Key features include:

  • Vectorized search: Embeddings transform natural‑language queries into high‑dimensional vectors, allowing LanceDB to perform fast nearest‑neighbor lookups. This yields more relevant results than simple keyword matching.
  • Local LLM integration: The server can forward retrieved snippets to an Ollama‑powered model for context augmentation, enabling retrieval‑augmented generation (RAG) without external API calls.
  • FastAPI performance: The asynchronous framework delivers low latency responses, essential for real‑time assistant interactions.
  • Docker support: A single container image simplifies deployment across development, staging, and production environments.

Real‑world use cases abound: a developer asking the assistant to “show me where I last discussed authentication flow” will receive precise excerpts from past chats; a team lead can retrieve historical decisions about architecture to inform new meetings; or an AI tutor can pull earlier explanations of a concept to reinforce learning.
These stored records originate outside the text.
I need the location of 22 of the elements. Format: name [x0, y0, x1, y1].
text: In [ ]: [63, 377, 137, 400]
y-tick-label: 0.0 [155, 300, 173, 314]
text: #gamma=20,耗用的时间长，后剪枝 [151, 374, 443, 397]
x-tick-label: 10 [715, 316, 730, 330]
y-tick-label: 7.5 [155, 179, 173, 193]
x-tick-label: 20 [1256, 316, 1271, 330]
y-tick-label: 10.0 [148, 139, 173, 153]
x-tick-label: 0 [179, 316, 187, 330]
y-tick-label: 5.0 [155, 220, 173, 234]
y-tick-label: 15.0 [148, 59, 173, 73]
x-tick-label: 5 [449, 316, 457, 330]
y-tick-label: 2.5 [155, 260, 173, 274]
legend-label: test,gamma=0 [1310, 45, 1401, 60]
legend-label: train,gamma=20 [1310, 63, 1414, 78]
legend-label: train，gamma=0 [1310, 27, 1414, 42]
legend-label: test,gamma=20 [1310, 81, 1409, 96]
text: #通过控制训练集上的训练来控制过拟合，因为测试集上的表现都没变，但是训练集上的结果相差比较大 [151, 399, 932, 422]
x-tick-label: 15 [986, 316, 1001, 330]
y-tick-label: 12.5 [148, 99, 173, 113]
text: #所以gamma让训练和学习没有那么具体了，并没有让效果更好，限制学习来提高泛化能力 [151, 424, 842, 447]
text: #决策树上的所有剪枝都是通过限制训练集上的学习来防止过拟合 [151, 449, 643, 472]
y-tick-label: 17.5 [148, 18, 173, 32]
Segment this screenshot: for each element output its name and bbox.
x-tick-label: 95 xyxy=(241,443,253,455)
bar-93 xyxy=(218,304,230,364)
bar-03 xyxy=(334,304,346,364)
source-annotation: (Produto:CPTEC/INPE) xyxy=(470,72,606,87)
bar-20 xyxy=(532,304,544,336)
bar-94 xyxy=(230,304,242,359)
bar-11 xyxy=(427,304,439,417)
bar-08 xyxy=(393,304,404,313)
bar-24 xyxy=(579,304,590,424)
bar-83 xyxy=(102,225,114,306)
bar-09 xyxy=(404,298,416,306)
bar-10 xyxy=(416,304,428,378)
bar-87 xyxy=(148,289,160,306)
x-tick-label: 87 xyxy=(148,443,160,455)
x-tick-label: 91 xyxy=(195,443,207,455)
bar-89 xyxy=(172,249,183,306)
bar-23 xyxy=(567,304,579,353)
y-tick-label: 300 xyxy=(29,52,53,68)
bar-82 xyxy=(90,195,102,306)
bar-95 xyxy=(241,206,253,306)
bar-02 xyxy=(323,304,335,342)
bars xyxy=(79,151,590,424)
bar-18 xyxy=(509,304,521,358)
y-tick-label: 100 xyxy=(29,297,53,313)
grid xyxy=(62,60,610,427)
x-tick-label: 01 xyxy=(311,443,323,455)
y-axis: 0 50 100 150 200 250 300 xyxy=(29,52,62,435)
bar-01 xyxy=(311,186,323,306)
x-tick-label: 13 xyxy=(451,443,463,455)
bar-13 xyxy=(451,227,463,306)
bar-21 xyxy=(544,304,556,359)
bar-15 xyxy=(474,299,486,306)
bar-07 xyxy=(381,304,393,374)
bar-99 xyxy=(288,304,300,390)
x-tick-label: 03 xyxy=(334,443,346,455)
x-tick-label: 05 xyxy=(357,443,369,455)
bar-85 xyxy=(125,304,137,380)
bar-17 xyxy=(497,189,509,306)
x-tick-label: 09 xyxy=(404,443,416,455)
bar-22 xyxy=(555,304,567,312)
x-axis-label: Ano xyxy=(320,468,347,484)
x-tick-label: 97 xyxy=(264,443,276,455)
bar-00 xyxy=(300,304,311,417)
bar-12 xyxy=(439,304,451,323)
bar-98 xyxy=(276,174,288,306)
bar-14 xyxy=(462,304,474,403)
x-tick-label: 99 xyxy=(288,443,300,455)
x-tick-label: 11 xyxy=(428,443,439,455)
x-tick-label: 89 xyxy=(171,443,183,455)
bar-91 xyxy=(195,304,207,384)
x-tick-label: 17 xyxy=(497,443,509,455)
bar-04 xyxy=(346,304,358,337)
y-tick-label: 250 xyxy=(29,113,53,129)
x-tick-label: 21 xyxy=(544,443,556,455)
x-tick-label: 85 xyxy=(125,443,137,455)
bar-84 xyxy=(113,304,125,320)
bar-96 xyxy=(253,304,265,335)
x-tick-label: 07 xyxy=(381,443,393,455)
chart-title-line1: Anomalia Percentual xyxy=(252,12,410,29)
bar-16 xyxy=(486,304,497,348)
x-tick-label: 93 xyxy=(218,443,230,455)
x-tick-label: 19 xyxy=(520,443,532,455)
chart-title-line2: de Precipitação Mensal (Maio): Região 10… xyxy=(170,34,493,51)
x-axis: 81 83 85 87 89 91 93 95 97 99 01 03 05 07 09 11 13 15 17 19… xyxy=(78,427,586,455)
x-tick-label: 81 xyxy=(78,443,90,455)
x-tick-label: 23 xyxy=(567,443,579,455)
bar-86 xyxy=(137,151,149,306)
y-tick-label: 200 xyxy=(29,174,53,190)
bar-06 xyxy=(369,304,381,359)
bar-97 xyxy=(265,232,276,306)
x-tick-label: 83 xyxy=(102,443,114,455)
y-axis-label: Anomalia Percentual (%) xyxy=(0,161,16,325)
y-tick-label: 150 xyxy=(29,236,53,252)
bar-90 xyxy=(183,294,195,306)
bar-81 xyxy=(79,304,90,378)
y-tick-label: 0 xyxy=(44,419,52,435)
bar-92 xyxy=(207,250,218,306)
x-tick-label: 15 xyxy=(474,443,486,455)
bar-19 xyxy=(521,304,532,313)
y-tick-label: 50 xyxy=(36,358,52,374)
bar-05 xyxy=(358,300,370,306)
In each scenario, the server transforms static chat logs into a dynamic knowledge source that AI tools can query on demand.

Because the MCP server exposes its capabilities via standard Model Context Protocol interfaces, it plugs into any Claude‑compatible assistant or other MCP‑aware client. Developers can chain the endpoint into a prompt template, feed results to a local LLM for summarization, or even combine it with other vector stores. This composability makes the Cursor History MCP a versatile component in modern AI‑driven development pipelines, offering instant access to conversational context without sacrificing data ownership or performance.